There's a lot wrong with sundance's reporting here. You can start with his acceptance of the NYT headline. Anyone would be forgiven for thinking that if McCabe isn't indicted at this juncture he's home free. Nothing could be further from the truth.
When you read down in the NYT article you'll realize that this case has to do with the OIG investigation into the leak to the WSJ. In other words, it's a purely internal DoJ investigation. Sundance--for reasons best known to himself, whether incompetence or actual dishonesty--chooses not to reveal that important information to his readers. Here's the background from the NYT, and it's key to understanding the significance of this case:
The case against Mr. McCabe, 51, is centered on the findings of a scathing Justice Department inspector general’s office report last year that found that he had lacked candor on four occasions when questioned by the office’s investigators. Prosecutors appeared to be focused on Mr. McCabe’s answers about whether he authorized the disclosure of information to a Wall Street Journal reporter in October 2016 for an article about an investigation into the Clinton Foundation.
When initially questioned by F.B.I. agents in May 2017 about the disclosure to the reporter, Mr. McCabe said he had not approved it and did not know who did. Other evidence contradicted his assertion. Then in late July, two investigators with the inspector general’s office interviewed Mr. McCabe about the disclosure to the newspaper. They determined he had not been truthful, saying he had essentially made the same false denial as he did previously in May, “except this time the false denial was made in an audio-recorded interview.”

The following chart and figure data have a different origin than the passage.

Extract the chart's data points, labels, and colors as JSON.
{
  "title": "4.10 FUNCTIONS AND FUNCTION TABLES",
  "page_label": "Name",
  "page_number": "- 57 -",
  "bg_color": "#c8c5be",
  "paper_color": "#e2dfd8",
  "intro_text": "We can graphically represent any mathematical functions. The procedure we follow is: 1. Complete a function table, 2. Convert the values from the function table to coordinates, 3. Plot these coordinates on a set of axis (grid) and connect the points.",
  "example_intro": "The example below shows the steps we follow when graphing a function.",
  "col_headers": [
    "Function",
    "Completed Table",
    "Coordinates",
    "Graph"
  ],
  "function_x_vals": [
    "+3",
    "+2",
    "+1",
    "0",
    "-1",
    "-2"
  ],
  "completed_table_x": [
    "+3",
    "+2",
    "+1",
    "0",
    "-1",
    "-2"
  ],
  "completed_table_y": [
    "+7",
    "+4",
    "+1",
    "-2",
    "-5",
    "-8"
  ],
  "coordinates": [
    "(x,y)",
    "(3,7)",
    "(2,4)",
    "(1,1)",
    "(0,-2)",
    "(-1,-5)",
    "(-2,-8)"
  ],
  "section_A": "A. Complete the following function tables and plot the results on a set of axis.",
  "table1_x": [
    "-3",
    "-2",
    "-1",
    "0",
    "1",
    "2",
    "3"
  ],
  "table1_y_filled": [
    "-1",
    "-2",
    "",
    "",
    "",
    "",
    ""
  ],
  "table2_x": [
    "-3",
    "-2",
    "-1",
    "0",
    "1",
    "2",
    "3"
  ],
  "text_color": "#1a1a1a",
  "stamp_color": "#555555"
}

Notice right up front--whether or not McCabe "lacked candor" or outright lied, this investigation has nothing to do with the Russia Hoax. Not with the fraudulent Crossfire Hurrican investigation, not with the equally fraudulent FISA applications, not with the frame-up of Michael Flynn, and not with the initiation of the Team Mueller investigation. Guess what? There are investigations into all those matters that are still ongoing, and every single one of those matters is far more important than a penny ante leak case of this sort. Could we please have some perspective?
Of course we'd like a weasel like McCabe to get his deserts for everything without exception, but this case is not as open and shut as one might initially wish to believe. The NYT frames the central issue well:
Mr. McCabe had authorized Ms. Page to speak with the Wall Street Journal reporter, but he told investigators on two occasions that he did not remember doing so. He later corrected himself.
Ms. Page told the grand jury that Mr. McCabe had no motive to lie because he was authorized as the deputy F.B.I. director to share the information with the newspaper. Her assertion could be damaging for prosecutors, who would have to prove that Mr. McCabe knowingly and intentionally lied to investigators. A lawyer for Ms. Page declined to comment.
The inspector general said that Mr. McCabe’s decision to release the information to the newspaper was self-serving — “an attempt to make himself look good,” according to the office’s report — but Mr. McCabe has said it was justified and in the public’s interest. The inspector general said the disclosure effectively confirmed the existence of the Clinton Foundation investigation, which James B. Comey, then the F.B.I. director, had refused to do in July 2016 in congressional testimony.
Was it in the public interest that we should all know that the FBI was investigating the Clinton Foundation? Speaking for myself, I like to know those sorts of things, but I really don't have a dog in this particular fight, so ... you be the judge. Leaks do sometimes serve the public interest, and some government officials are authorized to make disclosures to the press. That's not what the case is about. The case is strictly about whether McCabe was truthful when speaking with OIG.
But even there, it's not so easy. This is not a "false statement" case like the Flynn case--it's a perjury case. In other words, unlike in the Flynn case where the FBI agents chatted with Flynn and prosecutors later charged Flynn with saying things that were untrue, in McCabe's case the OIG people administered an oath to McCabe and then asked him questions that he was basically compelled to answer. Under the perjury statute you have to show that the false statements were knowing and intentional. And when I say "show" I mean prove beyond a reasonable doubt. That's not so easy to do. McCabe says he forgot a few things and then later corrected himself. Could a jury believe him? Yes. It's up to the prosecutors to decide whether they think they can prove "knowing and intentional." Beyond a reasonable doubt. And they also have to decide whether it's right to bring such a case, even if they think they can convince a jury.
Here's my bottom line. The world isn't going to come to an end if McCabe isn't indicted for confirming to the WSJ that the FBI had an investigation on the Clinton Foundation. It won't even come to the sky falling. McCabe will remain in deep, deep, legal jeopardy pending all those other investigations.
Bill Barr has faced serious tests already. He'll face many more in the future. This just isn't one of them, no matter what hysterics like sundance want you to believe.
ADDENDUM: If you want to see how sundance's post is playing out, just take a look at the comments at FR. These knuckleheads have no clue re what it's all about. If Comey, McCabe, and the rest skate on the Russia Hoax nobody will be sicker than I'll be. But this is not a time to be publishing idiocies that are simply dishonest.